Ich muss das regelmäßig alles verneinen. Es gibt tolle Leute darunter – wie überall. Aber ich kann nicht erkennen, dass es einen signifikanten positiven Unterschied zwischen leitenden Pfarrern und Atheisten gibt. Seit 30 Jahren erlebe ich evangelische Kirche “von innen”, und das heißt u.a.: Kleinkariertheit, Intrigen, Hochmut, Mobbing, Unvernunft, Lügen, Seilschaften, Machtgeprotze, Sinnkrise, Despotismus, Untertänigkeit, Peter-Prinzip, Ziellosigkeit, Scheinheiligkeit, Beschiss – alles ganz so wie auch sonst in der Welt.

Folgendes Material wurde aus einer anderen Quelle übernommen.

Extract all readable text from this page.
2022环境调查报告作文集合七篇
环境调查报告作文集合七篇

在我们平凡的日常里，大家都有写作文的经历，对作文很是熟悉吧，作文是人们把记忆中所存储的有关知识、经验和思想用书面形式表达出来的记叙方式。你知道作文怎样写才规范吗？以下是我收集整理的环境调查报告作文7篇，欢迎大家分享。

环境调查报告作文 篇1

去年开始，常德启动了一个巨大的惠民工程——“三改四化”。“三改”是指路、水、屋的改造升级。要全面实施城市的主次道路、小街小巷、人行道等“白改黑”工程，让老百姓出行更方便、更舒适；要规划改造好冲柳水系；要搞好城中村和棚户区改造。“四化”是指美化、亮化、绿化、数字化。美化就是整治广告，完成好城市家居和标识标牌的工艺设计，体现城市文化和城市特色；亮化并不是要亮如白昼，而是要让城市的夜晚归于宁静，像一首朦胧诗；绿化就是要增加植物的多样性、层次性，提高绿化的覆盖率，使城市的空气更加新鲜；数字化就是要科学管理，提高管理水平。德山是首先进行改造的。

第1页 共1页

“Pfarrer sind auch nur Menschen” wird einem gesagt, wenn man das – etwas wohler dosiert – innerkirchlich zur Sprache bringt. Ja klar, auch Pfarrer dürfen zweifeln und suchen, auch ihnen bleiben keine Schicksalsprüfungen erspart und in ihnen fließen die gleichen Hormone wie in uns allen. Nur: Wenn der ganze Zauber wirklich einen Sinn haben soll, dann müsste er erkennbar sein, dann müsste der Glaube Spuren hinterlassen, Menschen prägen, leiten – hin zum Besseren.

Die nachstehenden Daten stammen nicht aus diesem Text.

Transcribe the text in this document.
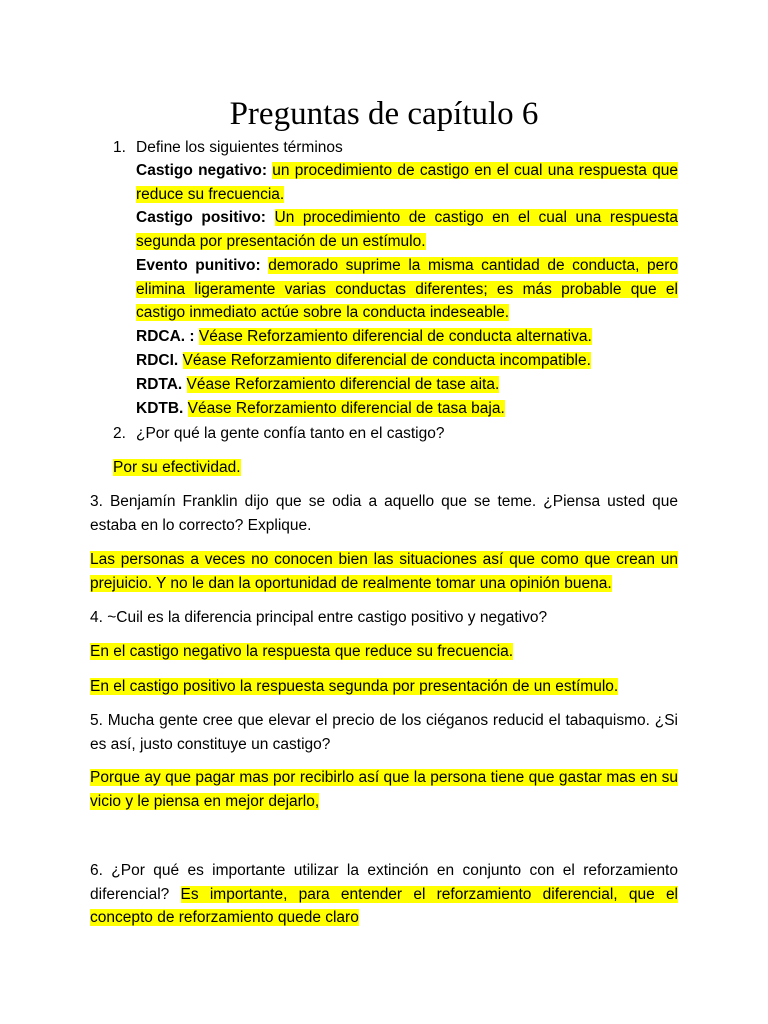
Preguntas de capítulo 6
1. Define los siguientes términos
Castigo negativo: un procedimiento de castigo en el cual una respuesta que reduce su frecuencia.
Castigo positivo: Un procedimiento de castigo en el cual una respuesta segunda por presentación de un estímulo.
Evento punitivo: demorado suprime la misma cantidad de conducta, pero elimina ligeramente varias conductas diferentes; es más probable que el castigo inmediato actúe sobre la conducta indeseable.
RDCA. : Véase Reforzamiento diferencial de conducta alternativa.
RDCI. Véase Reforzamiento diferencial de conducta incompatible.
RDTA. Véase Reforzamiento diferencial de tase aita.
KDTB. Véase Reforzamiento diferencial de tasa baja.
2. ¿Por qué la gente confía tanto en el castigo?
Por su efectividad.
3. Benjamín Franklin dijo que se odia a aquello que se teme. ¿Piensa usted que estaba en lo correcto? Explique.
Las personas a veces no conocen bien las situaciones así que como que crean un prejuicio. Y no le dan la oportunidad de realmente tomar una opinión buena.
4. ~Cuil es la diferencia principal entre castigo positivo y negativo?
En el castigo negativo la respuesta que reduce su frecuencia.
En el castigo positivo la respuesta segunda por presentación de un estímulo.
5. Mucha gente cree que elevar el precio de los ciéganos reducid el tabaquismo. ¿Si es así, justo constituye un castigo?
Porque ay que pagar mas por recibirlo así que la persona tiene que gastar mas en su vicio y le piensa en mejor dejarlo,
6. ¿Por qué es importante utilizar la extinción en conjunto con el reforzamiento diferencial? Es importante, para entender el reforzamiento diferencial, que el concepto de reforzamiento quede claro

Das Problem sind nicht die ganz wenigen Pfarrer, die sexuelle Gewalttaten verüben. Die sind gestört oder einfach kriminell, das kommt leider in den besten Familien vor. Das Problem sind die Tausende Pfarrer, die genauso cholerisch, launisch, hinterfotzig oder geistig arm sind wie ihre Gemeindeglieder.

Der religiöse Analphabetismus ist vermutlich gar kein Bildungsproblem. Immerhin kennen genügend aus der Kirche Ausgetretene biblische Geschichten, die sie nicht als “Erzählungen des Trostes und der Barmherzigkeit” in Erinnerung haben, sondern ganz anders. Um mal den Lautesten von ihnen zu zitieren, den britischen Biologen und Genetiker Richard Dawkins: “Der Gott des Alten Testaments ist – das kann man mit Fug und Recht behaupten – die unangenehmste Gestalt in der gesamten Literatur: Er ist eifersüchtig und auch noch stolz darauf; ein kleinlicher, ungerechter, nachtragender Überwachungsfanatiker; ein rachsüchtiger, blutrünstiger ethnischer Säuberer; ein frauenfeindlicher, homophober, rassistischer, Kinder und Välker mordender, ekliger, größenwahnsinniger, sadomasochistischer, launisch-boshafter Tyrann.”

Der religiöse Analphabetismus ist wohl eher ein Glaubens- als Bildungsproblem. Und zwar nicht bei den einfachen, zahlenden Kirchenmitgliedern. Sondern bei dem für sie vorgehaltenen Fachpersonal.